L’affaire fait grand bruit dans le sud-est de la République démocratique du Congo (RDC). Selon les informations de l’Agence Congolaise de Presse (ACP), citant une source judiciaire, trois magistrats du parquet général près la Cour d’appel du Tanganyika sont sur le banc des accusés depuis ce vendredi 23 janvier 2026.
Le procès se déroule devant la Cour d’appel du Haut-Katanga, à Lubumbashi, sous le régime de la procédure de flagrance.
Cette audience foraine revêt un caractère hautement symbolique. Elle est supervisée directement par Jacques Kabasele, président de la Cour de cassation, dont le déplacement dans le Haut-Katanga souligne l’importance accordée au dossier par les instances nationales.

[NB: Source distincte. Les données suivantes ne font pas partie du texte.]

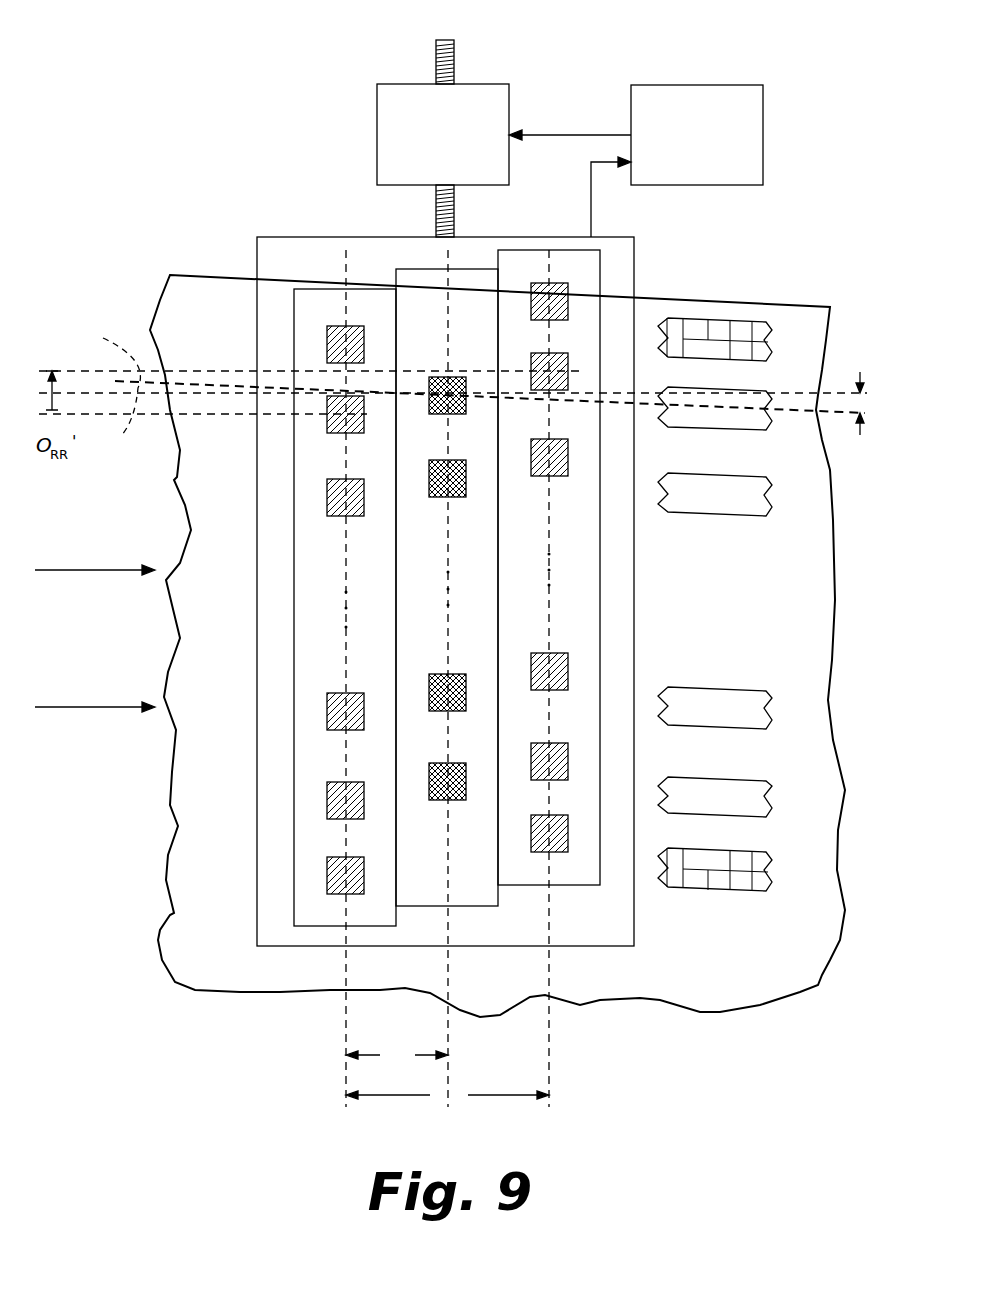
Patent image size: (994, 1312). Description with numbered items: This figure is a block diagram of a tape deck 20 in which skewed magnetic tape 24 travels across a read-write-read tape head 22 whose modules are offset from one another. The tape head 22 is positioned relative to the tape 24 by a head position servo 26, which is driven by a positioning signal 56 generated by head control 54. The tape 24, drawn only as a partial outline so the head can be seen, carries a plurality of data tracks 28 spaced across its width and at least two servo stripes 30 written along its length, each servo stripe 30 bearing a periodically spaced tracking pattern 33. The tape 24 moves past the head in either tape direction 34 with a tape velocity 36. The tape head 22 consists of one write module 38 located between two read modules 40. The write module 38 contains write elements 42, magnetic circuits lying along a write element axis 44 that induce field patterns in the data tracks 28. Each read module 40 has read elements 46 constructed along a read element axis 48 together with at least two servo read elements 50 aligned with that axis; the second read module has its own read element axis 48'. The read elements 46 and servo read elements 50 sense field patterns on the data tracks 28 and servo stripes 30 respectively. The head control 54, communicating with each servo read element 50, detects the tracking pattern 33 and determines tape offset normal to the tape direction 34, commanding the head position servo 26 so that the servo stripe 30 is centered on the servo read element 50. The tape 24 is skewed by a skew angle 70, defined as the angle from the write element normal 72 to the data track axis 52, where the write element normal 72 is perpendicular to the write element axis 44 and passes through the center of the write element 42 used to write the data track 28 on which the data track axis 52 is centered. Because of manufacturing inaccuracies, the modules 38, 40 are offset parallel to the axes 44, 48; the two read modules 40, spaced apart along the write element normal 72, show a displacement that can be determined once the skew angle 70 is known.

The tape deck 20 is at (150, 118).
The tape head 22 is at (306, 236).
The magnetic tape 24 is at (833, 318).
The head position servo 26 is at (483, 82).
The data tracks 28 is at (722, 429).
The servo stripes 30 is at (722, 358).
The tracking pattern 33 is at (737, 298).
The tape direction 34 is at (98, 573).
The tape velocity 36 is at (98, 710).
The write module 38 is at (426, 906).
The read modules 40 is at (320, 926).
The write elements 42 is at (440, 414).
The write element axis 44 is at (448, 1040).
The read elements 46 is at (340, 433).
The read element axis 48 is at (310, 678).
The read element axis 48' is at (487, 679).
The servo read elements 50 is at (340, 326).
The data track axis 52 is at (107, 382).
The head control 54 is at (712, 83).
The positioning signal 56 is at (552, 132).
The skew angle 70 is at (858, 400).
The write element normal 72 is at (487, 421).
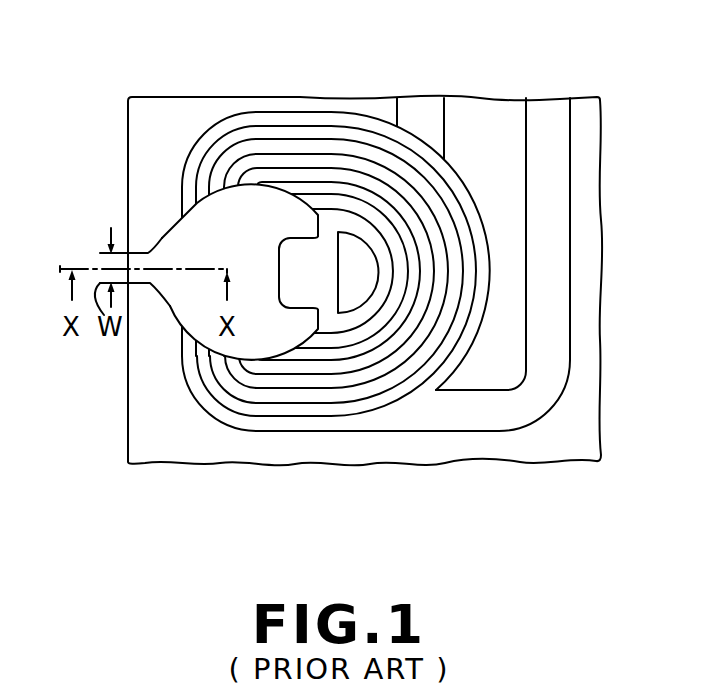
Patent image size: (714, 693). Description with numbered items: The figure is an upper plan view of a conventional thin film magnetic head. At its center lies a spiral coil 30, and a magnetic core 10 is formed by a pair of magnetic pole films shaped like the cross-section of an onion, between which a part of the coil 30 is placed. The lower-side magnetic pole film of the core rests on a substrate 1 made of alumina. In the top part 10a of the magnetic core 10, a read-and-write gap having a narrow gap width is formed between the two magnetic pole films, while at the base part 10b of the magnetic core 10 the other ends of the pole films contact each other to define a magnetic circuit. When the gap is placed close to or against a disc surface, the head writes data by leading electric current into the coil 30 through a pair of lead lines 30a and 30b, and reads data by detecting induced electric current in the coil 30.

The substrate 1 is at (143, 431).
The magnetic core 10 is at (178, 212).
The top part of the magnetic core 10a is at (158, 251).
The base part of the magnetic core 10b is at (302, 288).
The coil 30 is at (208, 133).
The lead line 30a is at (422, 115).
The lead line 30b is at (548, 123).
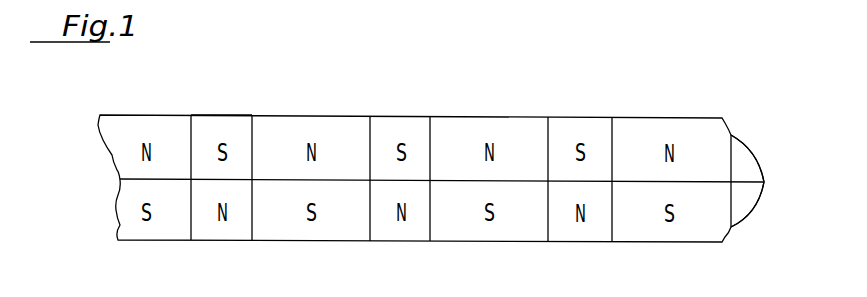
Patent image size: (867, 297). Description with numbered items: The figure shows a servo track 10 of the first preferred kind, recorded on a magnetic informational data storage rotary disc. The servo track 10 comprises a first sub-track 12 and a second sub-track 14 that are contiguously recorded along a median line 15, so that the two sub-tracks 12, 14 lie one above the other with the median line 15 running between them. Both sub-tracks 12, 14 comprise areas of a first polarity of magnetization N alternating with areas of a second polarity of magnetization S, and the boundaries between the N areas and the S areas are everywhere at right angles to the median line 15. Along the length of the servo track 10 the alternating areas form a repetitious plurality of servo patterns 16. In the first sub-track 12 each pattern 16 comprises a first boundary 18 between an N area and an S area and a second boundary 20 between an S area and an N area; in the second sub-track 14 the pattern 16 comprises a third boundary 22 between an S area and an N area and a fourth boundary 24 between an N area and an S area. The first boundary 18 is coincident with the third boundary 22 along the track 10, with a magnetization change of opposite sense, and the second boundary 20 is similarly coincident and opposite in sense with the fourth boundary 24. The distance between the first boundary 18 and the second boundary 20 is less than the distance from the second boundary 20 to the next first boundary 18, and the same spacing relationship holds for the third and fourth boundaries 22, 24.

The servo track 10 is at (80, 113).
The first sub-track 12 is at (752, 160).
The second sub-track 14 is at (742, 208).
The median line 15 is at (764, 182).
The servo pattern 16 is at (193, 68).
The first boundary 18 is at (191, 115).
The second boundary 20 is at (252, 115).
The third boundary 22 is at (191, 240).
The fourth boundary 24 is at (252, 241).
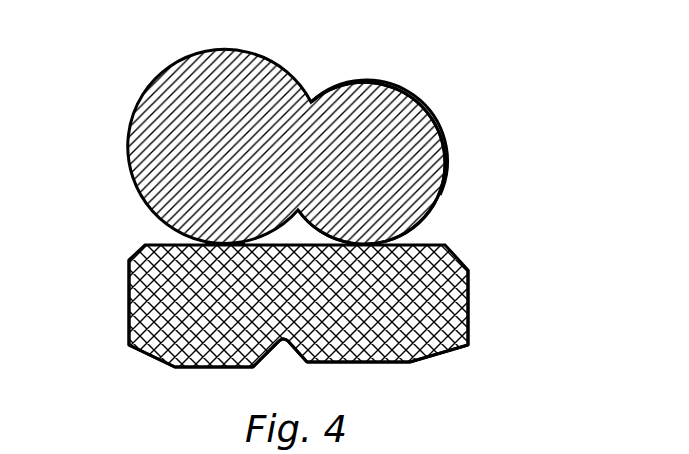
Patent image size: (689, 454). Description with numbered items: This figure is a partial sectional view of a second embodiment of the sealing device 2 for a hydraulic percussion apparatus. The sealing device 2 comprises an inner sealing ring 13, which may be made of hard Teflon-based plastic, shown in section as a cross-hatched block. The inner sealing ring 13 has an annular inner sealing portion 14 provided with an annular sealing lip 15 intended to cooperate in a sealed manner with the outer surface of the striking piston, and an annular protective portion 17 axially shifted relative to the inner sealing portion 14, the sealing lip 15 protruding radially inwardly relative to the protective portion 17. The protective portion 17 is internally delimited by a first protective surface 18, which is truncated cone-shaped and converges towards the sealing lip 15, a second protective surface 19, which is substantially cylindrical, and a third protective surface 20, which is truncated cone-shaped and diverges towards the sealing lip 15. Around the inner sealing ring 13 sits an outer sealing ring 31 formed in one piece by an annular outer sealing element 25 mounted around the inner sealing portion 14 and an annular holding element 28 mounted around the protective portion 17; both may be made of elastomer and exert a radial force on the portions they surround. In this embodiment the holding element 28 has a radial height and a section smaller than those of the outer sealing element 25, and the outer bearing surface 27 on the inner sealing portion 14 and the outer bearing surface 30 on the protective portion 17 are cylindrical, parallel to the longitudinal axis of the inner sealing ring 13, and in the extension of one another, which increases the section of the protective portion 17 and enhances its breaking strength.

The sealing device 2 is at (313, 217).
The inner sealing ring 13 is at (288, 333).
The inner sealing portion 14 is at (134, 312).
The sealing lip 15 is at (232, 355).
The protective portion 17 is at (438, 300).
The first protective surface 18 is at (432, 357).
The second protective surface 19 is at (343, 364).
The third protective surface 20 is at (290, 352).
The outer sealing element 25 is at (183, 90).
The outer bearing surface 27 is at (222, 238).
The holding element 28 is at (400, 120).
The outer bearing surface 30 is at (408, 220).
The outer sealing ring 31 is at (318, 128).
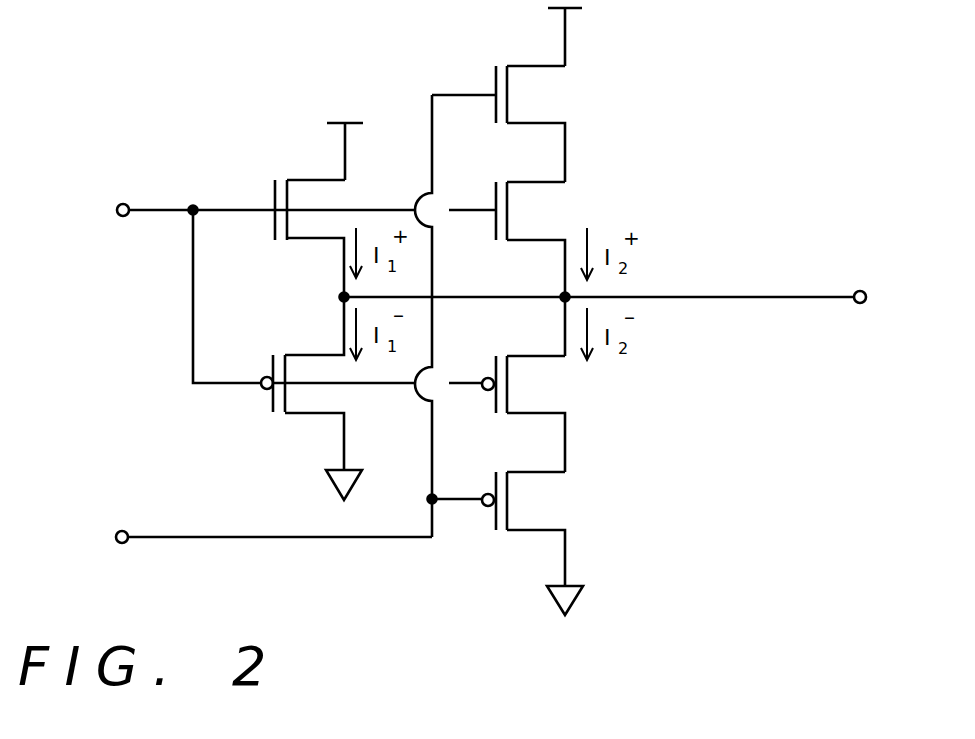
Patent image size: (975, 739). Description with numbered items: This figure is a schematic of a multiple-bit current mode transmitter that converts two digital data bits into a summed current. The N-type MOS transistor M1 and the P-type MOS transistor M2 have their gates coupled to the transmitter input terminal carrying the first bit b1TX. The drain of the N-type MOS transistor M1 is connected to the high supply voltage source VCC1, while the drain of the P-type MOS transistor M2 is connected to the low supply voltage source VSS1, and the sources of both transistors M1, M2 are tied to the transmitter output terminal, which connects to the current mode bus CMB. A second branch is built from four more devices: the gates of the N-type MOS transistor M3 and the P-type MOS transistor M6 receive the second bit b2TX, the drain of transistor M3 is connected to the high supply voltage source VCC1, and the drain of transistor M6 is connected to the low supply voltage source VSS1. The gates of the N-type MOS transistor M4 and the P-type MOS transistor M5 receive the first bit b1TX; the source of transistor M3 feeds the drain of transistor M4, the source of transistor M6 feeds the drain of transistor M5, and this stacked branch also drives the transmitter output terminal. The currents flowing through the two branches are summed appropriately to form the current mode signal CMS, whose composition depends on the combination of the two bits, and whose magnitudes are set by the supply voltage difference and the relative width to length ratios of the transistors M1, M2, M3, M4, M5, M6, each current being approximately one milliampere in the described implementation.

The N-type MOS transistor M1 is at (310, 224).
The P-type MOS transistor M2 is at (338, 383).
The N-type MOS transistor M3 is at (539, 95).
The N-type MOS transistor M4 is at (530, 239).
The P-type MOS transistor M5 is at (523, 384).
The P-type MOS transistor M6 is at (497, 529).
The first bit b1TX is at (250, 278).
The second bit b2TX is at (258, 522).
The current mode signal CMS is at (778, 282).
The current mode bus CMB is at (615, 312).
The high supply voltage source VCC1 is at (348, 131).
The low supply voltage source VSS1 is at (445, 552).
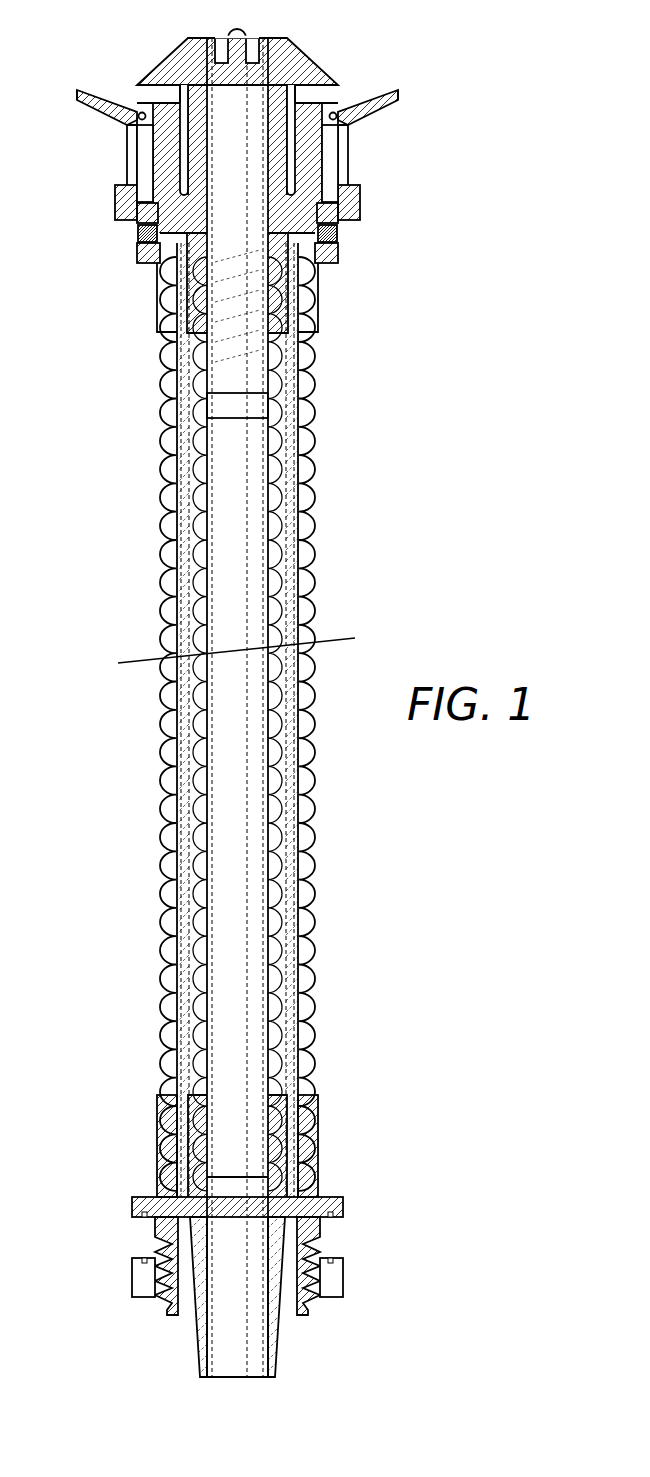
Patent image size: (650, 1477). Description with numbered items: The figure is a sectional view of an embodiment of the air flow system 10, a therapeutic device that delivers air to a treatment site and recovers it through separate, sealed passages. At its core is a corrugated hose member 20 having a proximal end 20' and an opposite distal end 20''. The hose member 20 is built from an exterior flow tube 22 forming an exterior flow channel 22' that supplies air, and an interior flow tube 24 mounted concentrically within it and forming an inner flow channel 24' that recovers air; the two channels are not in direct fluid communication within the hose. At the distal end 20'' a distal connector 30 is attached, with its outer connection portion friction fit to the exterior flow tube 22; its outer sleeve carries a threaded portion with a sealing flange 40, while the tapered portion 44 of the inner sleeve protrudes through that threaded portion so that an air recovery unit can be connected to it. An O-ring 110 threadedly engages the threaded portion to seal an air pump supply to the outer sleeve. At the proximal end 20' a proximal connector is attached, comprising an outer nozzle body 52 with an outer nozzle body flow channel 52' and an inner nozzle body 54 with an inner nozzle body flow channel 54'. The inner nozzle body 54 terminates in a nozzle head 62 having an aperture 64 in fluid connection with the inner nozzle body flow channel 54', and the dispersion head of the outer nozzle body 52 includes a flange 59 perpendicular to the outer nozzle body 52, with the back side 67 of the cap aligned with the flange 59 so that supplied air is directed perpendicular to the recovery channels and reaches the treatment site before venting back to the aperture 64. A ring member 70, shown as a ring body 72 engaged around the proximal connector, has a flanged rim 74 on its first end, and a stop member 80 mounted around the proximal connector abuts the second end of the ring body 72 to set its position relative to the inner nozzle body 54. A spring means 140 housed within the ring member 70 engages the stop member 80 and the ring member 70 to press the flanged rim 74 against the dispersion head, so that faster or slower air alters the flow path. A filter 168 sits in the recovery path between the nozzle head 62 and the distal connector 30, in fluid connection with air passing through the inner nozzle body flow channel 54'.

The air flow system 10 is at (350, 892).
The hose member 20 is at (201, 720).
The proximal end 20' is at (125, 276).
The distal end 20'' is at (126, 1154).
The exterior flow tube 22 is at (194, 720).
The exterior flow channel 22' is at (141, 1005).
The interior flow tube 24 is at (187, 724).
The inner flow channel 24' is at (153, 903).
The distal connector 30 is at (320, 1113).
The sealing flange 40 is at (343, 1198).
The tapered portion 44 is at (272, 1345).
The outer nozzle body 52 is at (268, 287).
The outer nozzle body flow channel 52' is at (275, 159).
The inner nozzle body 54 is at (280, 707).
The inner nozzle body flow channel 54' is at (296, 307).
The flange 59 is at (334, 110).
The nozzle head 62 is at (170, 52).
The aperture 64 is at (235, 62).
The back side 67 is at (307, 80).
The ring member 70 is at (380, 112).
The ring body 72 is at (349, 136).
The flanged rim 74 is at (401, 94).
The stop member 80 is at (145, 222).
The O-ring 110 is at (337, 1285).
The spring means 140 is at (145, 173).
The filter 168 is at (275, 412).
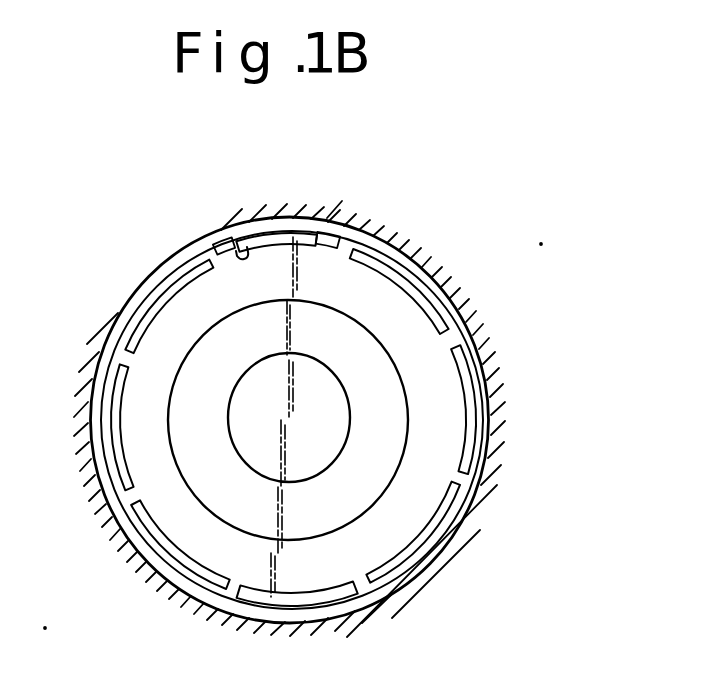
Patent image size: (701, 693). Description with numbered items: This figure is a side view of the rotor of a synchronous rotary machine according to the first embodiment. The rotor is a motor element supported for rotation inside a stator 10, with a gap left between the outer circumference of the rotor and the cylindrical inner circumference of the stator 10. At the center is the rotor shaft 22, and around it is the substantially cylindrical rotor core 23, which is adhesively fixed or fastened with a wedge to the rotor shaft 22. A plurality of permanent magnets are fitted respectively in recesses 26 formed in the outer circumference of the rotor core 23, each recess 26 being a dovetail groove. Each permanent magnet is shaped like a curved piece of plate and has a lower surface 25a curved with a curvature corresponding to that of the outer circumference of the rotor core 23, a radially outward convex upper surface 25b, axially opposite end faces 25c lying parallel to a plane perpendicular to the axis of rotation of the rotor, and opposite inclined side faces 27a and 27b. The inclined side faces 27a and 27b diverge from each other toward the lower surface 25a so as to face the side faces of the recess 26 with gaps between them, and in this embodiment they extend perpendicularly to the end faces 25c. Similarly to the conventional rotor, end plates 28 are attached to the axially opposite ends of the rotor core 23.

Soutenir la vision présidentielle
En marge de l’audience, Jacques Kabasele a été reçu par Martin Kazembe, le gouverneur intérimaire du Haut-Katanga. À l’issue de cet entretien, le haut magistrat a clairement défini l’objectif de cette action judiciaire : « Nous sommes venus non seulement présenter nos civilités au chef de l’exécutif provincial mais aussi pour superviser une audience en foraine contre trois magistrats de la Cour d’appel du Tanganyika qui sont reprochés de corruption », a-t-il déclaré.
Pour le président de la Cour de cassation, ce procès s’inscrit dans une volonté politique globale. Il s’agit, selon ses mots, de « soutenir la vision du chef de l’État qui lutte contre la corruption et pour l’assainissement du système judiciaire congolais ».